Jack Vance! The Demon Princes quintology (or is that pentology?) are some of my favourites. Great florid prose and macabre problems with elegant solutions. Follows the escapades of Kirth Girsen, trained as an assassin by his grandfather, to get revenge on the 5 pirate princes that raided and enslaved their home.
As to other stuff mentioned on this thread, I'm glad Vorkosigan gets alot of interest. The later books are better than the earlier ones (I find The Warriors Apprentice far fetched and I cannot suspend disbelief), but its all good stonking stuff.
Also mentioned is Peter F Hamilton Night's Dawn Trilogy. You should also check out Fallen Dragon (very Heinleinesque military adventure) and Pandora's Star (I think a little inspired by The Mote in God's Eye).
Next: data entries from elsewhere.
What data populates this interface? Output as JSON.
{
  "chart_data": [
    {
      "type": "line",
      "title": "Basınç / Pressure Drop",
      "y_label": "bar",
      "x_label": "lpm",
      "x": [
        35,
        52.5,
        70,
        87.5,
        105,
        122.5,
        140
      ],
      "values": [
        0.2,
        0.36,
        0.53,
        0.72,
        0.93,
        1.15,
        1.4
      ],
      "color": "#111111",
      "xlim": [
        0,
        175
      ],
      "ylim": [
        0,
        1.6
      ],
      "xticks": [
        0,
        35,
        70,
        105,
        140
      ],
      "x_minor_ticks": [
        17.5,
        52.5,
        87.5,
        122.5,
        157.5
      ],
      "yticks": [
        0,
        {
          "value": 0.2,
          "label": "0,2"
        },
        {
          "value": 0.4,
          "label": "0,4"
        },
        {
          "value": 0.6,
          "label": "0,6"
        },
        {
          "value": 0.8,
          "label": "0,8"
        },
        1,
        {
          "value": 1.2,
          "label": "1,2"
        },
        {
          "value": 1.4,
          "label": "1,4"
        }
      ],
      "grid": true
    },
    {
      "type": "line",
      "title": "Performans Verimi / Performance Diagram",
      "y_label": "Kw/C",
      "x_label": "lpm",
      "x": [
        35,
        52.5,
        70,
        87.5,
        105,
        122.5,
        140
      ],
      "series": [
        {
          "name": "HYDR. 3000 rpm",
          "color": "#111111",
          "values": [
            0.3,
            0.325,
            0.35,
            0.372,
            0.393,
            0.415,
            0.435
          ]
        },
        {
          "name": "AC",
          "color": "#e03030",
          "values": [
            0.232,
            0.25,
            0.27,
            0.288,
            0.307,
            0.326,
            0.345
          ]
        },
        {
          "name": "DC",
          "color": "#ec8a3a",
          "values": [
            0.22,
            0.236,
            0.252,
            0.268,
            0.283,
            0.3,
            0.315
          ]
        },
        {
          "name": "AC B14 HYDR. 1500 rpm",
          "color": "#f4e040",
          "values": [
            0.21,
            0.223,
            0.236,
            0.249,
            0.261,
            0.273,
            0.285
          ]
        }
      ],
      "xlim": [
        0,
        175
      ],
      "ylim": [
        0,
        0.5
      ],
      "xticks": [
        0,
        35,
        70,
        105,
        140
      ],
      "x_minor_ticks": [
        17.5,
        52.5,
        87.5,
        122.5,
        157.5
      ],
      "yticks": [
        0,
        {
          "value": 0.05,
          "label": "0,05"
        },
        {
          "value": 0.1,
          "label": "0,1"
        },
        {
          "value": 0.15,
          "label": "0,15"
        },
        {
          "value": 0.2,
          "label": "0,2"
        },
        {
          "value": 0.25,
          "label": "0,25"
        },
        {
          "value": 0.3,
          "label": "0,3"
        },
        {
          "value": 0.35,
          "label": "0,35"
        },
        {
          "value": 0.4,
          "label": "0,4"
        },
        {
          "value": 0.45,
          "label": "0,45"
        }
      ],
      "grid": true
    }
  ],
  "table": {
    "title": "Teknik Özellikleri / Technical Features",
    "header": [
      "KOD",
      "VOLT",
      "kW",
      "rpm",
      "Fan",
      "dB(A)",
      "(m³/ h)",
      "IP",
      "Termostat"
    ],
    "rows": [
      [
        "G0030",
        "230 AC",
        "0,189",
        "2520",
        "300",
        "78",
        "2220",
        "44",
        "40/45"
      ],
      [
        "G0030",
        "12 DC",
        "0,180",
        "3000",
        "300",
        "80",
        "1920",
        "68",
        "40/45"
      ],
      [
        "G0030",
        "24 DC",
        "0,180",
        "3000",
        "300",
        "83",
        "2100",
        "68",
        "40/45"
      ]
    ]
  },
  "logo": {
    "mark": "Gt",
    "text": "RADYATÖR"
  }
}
His earlier Greg Mandel novels are worth a look too (they're set mid-21st century and feature psionics and some well paced action).
Alistair Reynolds (Revelation Space, Redemption Ark, Absolution Gap, Chasm City) is great. Good aliens, convincing post-humans, hyper-pigs, and a lovely noir atmosphere.
Kim Stanley Robinson's Mars trilogy is the definitive account of an alien planet and the steps required to survive on it. Also some clever political and economic speculation.
Have to mention Richard Morgan who I've just discovered. Altered Carbon is a great future detective noir with some incredibly brutal ultraviolence and an intersting conceit: FTL travel is possible by digitising yourself and 'needlecasting' into a new 'sleeve' (body) on a different world. Your personality is stored in a tiny 'stack' and as long as this is intact you can be re-sleeved over and over. The protagonist is a super-warrior/diplomat (by mental training) whose main weapon seems to be body language. The loose sequel Broken Angels could almost be a Traveller novel, as a black ops artefact hunt on a mercenary saturated war-torn planet find a relic of the 'Martians'(read Ancients: they look almost identical to Droyne, winged reptiles; first discovered on Mars, hence the name). It also features some of the most brutal and ruthless 'executive actions' I have ever read.
quote:
"You aren't developing moral qualms are you Kovacs?"
"Don't be absurd, Hand. I'm a soldier."